Mountains to Sound seeks federal title

May 14, 2013

By Peter Clark

A newly announced bipartisan bill that would designate the Mountains to Sound Greenway Trust as a National Heritage Area might have a bumpy road to climb.

U.S. Congressman Dave Reichert held a press conference April 30 to announce his co-signage and support for House Bill 1785, which he introduced April 26. The bill, if passed, would give the title of National Heritage Area to the 1.5 million acres of land that stretches from the Yakima Basin to the Puget Sound.

“There is no other heritage designation in the state of Washington. This would be the first,” he said to a crowded room of leaders and greenway supporters at the King County Library Service Center in Issaquah. “I’m fortunate enough to have the opportunity to put my name on this legislation.”

National Heritage Area designations are meant to promote a region’s natural, cultural and historic resources, and building public awareness and protection. Bill Chapman, president of the Mountains to Sound Greenway Trust, also spoke of the civic participation it would encourage in an already involved local public.

“It’s a wonderful, wonderful day for the Mountains to Sound Greenway Trust,” he said. “Already our reality has exceeded our vision. It was not by accident that I-90 does not look like I-5. Official recognition of the greenway will sound the horn on the special connections we have with our natural world here and will help cement the cooperative nature that the greenway trust exemplified, and it will be necessary to keep the greenway through many generations.”

In his introduction of Reichert and what the bill meant for the future of the trust, Chapman demonstrated the prevalence of the green space popularity by inviting those present who had hiked on the trails to stand. Only a few of the gathered remained seated.
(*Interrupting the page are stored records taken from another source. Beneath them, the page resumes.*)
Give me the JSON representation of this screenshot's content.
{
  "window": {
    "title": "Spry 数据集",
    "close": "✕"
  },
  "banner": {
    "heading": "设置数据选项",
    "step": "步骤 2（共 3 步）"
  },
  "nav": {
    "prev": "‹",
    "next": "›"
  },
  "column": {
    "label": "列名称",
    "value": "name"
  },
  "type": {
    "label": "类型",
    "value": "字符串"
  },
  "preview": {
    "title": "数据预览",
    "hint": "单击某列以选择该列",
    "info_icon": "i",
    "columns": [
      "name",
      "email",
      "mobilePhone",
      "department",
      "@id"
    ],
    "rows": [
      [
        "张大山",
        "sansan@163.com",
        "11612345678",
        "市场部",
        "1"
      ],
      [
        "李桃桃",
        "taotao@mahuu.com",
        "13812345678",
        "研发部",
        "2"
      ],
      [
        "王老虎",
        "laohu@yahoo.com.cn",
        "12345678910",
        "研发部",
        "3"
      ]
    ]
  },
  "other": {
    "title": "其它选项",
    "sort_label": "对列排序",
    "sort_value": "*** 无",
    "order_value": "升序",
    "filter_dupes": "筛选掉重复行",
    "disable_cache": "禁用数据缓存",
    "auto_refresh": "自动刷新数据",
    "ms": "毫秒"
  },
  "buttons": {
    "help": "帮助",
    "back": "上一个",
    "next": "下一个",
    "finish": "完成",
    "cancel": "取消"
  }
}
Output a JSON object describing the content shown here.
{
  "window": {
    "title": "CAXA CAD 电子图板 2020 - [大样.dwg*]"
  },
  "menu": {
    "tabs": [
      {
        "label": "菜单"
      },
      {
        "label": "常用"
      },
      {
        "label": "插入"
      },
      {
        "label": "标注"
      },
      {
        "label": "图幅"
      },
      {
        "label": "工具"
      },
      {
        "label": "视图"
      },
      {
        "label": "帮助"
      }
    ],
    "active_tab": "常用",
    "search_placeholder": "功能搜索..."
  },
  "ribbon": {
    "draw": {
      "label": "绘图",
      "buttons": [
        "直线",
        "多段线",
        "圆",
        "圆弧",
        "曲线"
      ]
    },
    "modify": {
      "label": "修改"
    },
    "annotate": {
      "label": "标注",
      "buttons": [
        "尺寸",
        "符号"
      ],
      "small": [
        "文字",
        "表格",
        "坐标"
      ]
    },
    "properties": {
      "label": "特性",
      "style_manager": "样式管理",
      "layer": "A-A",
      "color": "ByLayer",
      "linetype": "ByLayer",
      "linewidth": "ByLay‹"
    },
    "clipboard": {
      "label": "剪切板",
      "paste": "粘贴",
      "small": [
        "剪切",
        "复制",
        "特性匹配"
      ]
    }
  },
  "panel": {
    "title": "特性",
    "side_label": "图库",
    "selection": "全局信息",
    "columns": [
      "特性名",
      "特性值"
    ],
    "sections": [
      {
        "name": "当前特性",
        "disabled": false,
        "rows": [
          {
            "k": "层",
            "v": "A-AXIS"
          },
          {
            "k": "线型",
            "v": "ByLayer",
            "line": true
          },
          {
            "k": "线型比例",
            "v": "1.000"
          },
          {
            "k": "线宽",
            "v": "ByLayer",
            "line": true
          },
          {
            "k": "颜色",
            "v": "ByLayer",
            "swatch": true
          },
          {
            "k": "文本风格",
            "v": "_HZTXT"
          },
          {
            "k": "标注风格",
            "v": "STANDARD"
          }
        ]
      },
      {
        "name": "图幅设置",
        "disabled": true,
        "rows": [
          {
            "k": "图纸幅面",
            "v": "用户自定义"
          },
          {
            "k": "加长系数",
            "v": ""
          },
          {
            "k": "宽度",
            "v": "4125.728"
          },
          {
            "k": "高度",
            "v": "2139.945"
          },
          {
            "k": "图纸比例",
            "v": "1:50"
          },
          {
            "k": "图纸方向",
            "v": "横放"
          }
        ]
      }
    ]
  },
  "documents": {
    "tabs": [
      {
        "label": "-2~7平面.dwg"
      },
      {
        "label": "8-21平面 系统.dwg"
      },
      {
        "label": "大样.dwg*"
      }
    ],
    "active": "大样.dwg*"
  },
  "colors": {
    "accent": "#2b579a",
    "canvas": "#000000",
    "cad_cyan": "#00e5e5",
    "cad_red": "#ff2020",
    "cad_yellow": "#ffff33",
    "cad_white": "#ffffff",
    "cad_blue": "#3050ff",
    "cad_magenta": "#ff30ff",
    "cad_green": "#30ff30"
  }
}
Among the many supporters of the legislation is the King County Council, which delivered a letter in support of the bill to Congress. Metropolitan King County Councilmen Reagan Dunn and Larry Phillips released a statement following the press conference.

“We applaud and thank Congressman Reichert for sponsoring the legislation supporting the Mountains to Sound Greenway. He has been a staunch advocate for this important and unique piece of land,” it read. “This distinction demonstrates the national significance of this unique landscape, while not affecting private property, water, hunting or fishing rights, or adding any new regulatory authority.”

Although the bill has widespread appeal, it was acknowledged in the press conference that difficulties existed on passing it through the House Committee on Natural Resources, stemming particularly from the chairman, Eastern Washington Rep. Doc Hastings. Concerns were expressed in the press conference about Hastings’ potential reluctance to bringing the legislation forward for a vote, but Reichert said he was confident he could sway the 4th District representative’s vote.

“I’ve been working closely with the chairman,” Reichert said. “I gave it to him and said, ‘This is critical information you need to read.’ I’m the squeaky wheel on this thing. It’s my job as your representative to try and adjust his position. It might take me a while, but we’re not going to give up.”

He spoke to all of those in the room about the 20 years of protection that the Mountains to Sound Greenway Trust had given to the land already.

“Today, I appreciate all the gratitude, but I’m really here to say thank you to all of you who have put in so much effort and so much work,” Reichert said. “We’re not going to give up. We’re not going to quit. We’re going to get this done.”

The House Natural Resources Committee will take up the bill for discussion and make the decision on whether it comes to the floor for a vote.